Almost all, Salmonella spp. isolated from the egg were resistance to more than five antibiotics. This indicates that Salmonella infection needs special care in the developing world, because of the poor hygienic conditions and their modes of consumption of uncooked egg for different reason that favour its spread. The reports from Swanenburg et al. (2001) strengthen the idea that the spread of drug resistance Salmonella in the developing world were very common. This also confirmed that Salmonella isolates are present in our most egg samples the study area and are seriously becoming a public health concern due to their highest prevalence of multidrug resistance pattern observed (Table 4). Nath et al. (2000) also supports the idea that dissemination of multidrug resistance Salmonella is because of indiscriminate use of the antibiotics.

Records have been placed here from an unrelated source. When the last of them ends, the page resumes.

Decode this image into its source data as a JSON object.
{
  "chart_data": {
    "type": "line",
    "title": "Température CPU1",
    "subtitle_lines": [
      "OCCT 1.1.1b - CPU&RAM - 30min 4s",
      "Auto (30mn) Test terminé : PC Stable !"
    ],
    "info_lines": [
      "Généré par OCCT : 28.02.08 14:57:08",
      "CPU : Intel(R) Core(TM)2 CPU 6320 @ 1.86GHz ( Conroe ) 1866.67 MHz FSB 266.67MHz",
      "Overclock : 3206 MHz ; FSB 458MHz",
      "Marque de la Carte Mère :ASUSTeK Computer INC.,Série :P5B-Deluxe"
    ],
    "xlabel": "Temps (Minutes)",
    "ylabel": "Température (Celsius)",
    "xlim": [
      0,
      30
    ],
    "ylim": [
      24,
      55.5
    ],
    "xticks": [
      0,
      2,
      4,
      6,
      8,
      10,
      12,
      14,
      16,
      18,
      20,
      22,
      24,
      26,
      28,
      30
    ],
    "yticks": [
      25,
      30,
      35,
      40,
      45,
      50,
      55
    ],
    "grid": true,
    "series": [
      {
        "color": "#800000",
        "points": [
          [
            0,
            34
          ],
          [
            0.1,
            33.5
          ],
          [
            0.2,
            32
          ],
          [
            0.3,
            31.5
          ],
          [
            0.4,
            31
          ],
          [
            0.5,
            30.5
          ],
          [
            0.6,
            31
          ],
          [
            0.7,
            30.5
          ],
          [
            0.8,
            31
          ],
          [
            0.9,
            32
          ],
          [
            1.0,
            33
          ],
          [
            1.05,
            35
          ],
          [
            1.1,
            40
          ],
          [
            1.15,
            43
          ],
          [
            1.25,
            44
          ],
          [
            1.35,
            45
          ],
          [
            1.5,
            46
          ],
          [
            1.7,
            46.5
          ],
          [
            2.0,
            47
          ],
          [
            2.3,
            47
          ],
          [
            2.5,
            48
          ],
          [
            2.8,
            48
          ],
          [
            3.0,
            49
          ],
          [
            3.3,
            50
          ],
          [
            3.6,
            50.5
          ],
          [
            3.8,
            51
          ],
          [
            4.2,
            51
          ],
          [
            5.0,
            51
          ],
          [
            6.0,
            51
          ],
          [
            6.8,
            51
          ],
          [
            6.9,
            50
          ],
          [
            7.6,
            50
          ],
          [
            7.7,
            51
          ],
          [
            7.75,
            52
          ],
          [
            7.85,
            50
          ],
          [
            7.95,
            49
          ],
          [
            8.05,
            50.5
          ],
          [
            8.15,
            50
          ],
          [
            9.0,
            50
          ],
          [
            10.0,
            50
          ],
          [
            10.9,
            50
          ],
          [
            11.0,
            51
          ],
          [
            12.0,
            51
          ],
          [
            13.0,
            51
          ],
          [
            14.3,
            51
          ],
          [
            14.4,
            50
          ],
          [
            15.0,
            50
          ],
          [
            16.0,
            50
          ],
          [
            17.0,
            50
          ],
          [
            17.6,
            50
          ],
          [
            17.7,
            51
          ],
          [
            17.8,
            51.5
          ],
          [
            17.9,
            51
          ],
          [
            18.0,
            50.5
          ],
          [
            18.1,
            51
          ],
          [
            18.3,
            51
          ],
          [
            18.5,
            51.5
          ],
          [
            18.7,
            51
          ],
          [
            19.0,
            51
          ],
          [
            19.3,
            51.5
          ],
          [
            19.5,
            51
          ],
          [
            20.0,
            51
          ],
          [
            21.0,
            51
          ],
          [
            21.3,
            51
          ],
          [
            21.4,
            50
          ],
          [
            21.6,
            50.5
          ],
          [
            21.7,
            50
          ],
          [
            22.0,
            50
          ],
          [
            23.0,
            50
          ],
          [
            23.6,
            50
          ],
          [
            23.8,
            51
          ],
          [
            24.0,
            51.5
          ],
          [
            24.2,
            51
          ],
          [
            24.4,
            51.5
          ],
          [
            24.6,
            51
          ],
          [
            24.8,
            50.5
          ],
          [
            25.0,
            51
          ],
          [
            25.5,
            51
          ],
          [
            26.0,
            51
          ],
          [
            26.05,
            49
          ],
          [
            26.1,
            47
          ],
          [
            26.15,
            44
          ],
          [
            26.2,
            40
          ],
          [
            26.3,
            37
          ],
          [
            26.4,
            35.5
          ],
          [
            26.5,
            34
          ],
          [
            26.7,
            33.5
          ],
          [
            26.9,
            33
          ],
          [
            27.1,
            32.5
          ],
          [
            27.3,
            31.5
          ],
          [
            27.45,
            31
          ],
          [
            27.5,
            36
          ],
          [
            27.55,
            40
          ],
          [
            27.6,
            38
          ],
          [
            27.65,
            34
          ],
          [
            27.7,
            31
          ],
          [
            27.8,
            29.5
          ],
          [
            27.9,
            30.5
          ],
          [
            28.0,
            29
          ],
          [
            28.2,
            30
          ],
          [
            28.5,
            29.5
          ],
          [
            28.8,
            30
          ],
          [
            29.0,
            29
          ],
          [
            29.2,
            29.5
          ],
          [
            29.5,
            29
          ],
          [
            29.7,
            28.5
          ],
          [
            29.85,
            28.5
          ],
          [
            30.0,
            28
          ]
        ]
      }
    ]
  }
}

The high percentage of multi-drug resistance could be indicating for unwise usage and abuse of antibiotics for human and animal at the study area. Reports from Onyango et al. (2008), Nath et al. (2000) and Chandra et al. (2006) also supports that indiscriminate use of antibiotics has led to the emergence of multidrug-resistant strains. These results sound for intensive observation/examination of microbial spp. to control the high prevalence of resistant Salmonella strain.
CONCLUSION
Contamination of an egg can be either though vertical transmission or horizontal transmission. Traditional ways of egg spoilage determination is importantly indicator for bacterial infection of the egg. In addition, egg with movable contents, opaque egg when seen in sunlight by rounding with your finger and the floating on water surface indicate egg contamination/spoilage. Hence, the infected hens (flocks) were the major contamination source for eggs. Thus, the egg producers should have to kept the hen in good environmental hygiene, feed and water safety should be ensured and implement effective management strategies to guard hens against Salmonella infection. Furthermore, consumption of uncooked egg critically aggravates Salmonella dissemination in the community. So, good manufacturing and handling practices were needed to diminish the potential risk of salmonellosis that results from consumption of egg and egg products. Egg handlers also have to make a proper care in light of their practical values coupled with human health concern. After the eggs are laid, it could also be stored at low-temperature storage to reduce the microbial multiplication. Most importantly, eggs have to be well cooked for enough time in case Salmonella recover from washing and physical damage.
ACKNOWLEDGMENT
Authors thank to Department of Biology, Jimma university, Natural Science College for his support in facility and material to accomplish this work successfully.